Becciu's mandate confirmed the marginalization of Cardinal Raymond Burke, the conservative American — and Francis critic — who until now had been the sole papal liaison with the ancient aristocratic order, which counts generations of Europe's Catholic nobility as its members and runs a vast humanitarian organization around the world.

Burke was instrumental in the crisis that has convulsed the Knights for the past three months, resulting in the resignation of the order's grand master, Fra' Matthew Festing, after he did public battle with Francis over a condom scandal and lost.

With Burke's support, Festing had sacked the Knights' grand chancellor, Albert von Boeselager.
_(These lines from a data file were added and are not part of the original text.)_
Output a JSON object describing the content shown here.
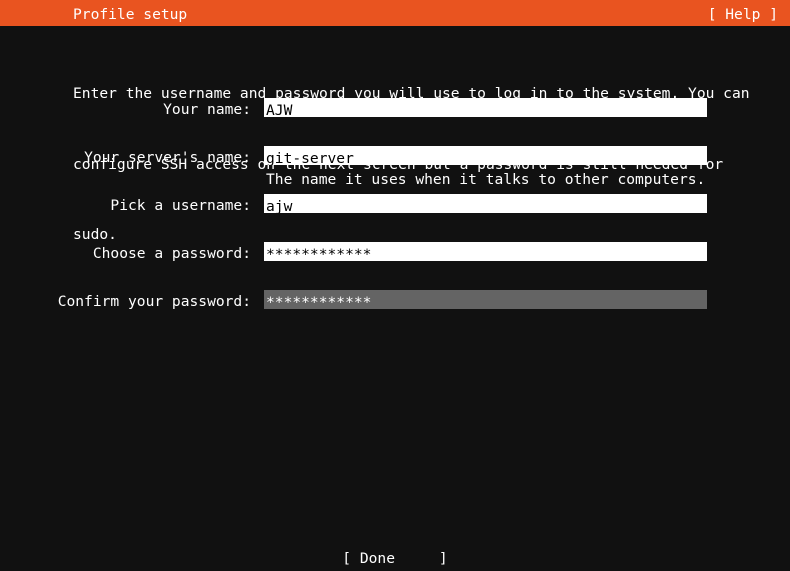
{
  "header": {
    "title": "Profile setup",
    "help_label": "[ Help ]",
    "background_color": "#E95420",
    "text_color": "#FFFFFF"
  },
  "intro": {
    "line1": "Enter the username and password you will use to log in to the system. You can",
    "line2": "configure SSH access on the next screen but a password is still needed for",
    "line3": "sudo."
  },
  "form": {
    "fields": [
      {
        "label": "Your name:",
        "value": "AJW",
        "focused": false,
        "hint": ""
      },
      {
        "label": "Your server's name:",
        "value": "git-server",
        "focused": false,
        "hint": "The name it uses when it talks to other computers."
      },
      {
        "label": "Pick a username:",
        "value": "ajw",
        "focused": false,
        "hint": ""
      },
      {
        "label": "Choose a password:",
        "value": "************",
        "focused": false,
        "hint": ""
      },
      {
        "label": "Confirm your password:",
        "value": "************",
        "focused": true,
        "hint": ""
      }
    ]
  },
  "footer": {
    "done_label": "[ Done     ]"
  },
  "colors": {
    "background": "#111111",
    "input_background": "#FFFFFF",
    "input_text": "#000000",
    "focused_input_background": "#646464",
    "focused_input_text": "#FFFFFF",
    "accent": "#E95420"
  }
}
After learning that the ouster had been done in his name, Francis effectively took over the order, asking Festing to resign, restoring Boeselager to his position, declaring all the Knights' sovereign decisions on the matter "null and void" and appointing Becciu to help run the order.

The Vatican's heavy-handed intervention had raised alarm within the order, which prides itself on its sovereign status.

It also provided fuel for Francis' conservative critics: On Saturday, posters appeared around Rome featuring a stern-looking Francis and questioning "Where's your mercy?" It referenced the "decapitation" of the Knights, Burke's marginalization and other actions Francis has taken against conservative, tradition-minded groups.

At a press conference this week, Boeselager insisted the order's sovereignty was never in question during the standoff though he acknowledged the Vatican's strident statements had led to such misunderstanding that he planned to convene ambassadors accredited to the order to explain what happened.

In his letter Saturday, Francis said Becciu would work in "close collaboration" with the No. 2 official who technically is in charge at the Knights. But he stressed: "I delegate to you all the necessary powers to decide possible questions that might emerge in carrying out the mandate I have given you."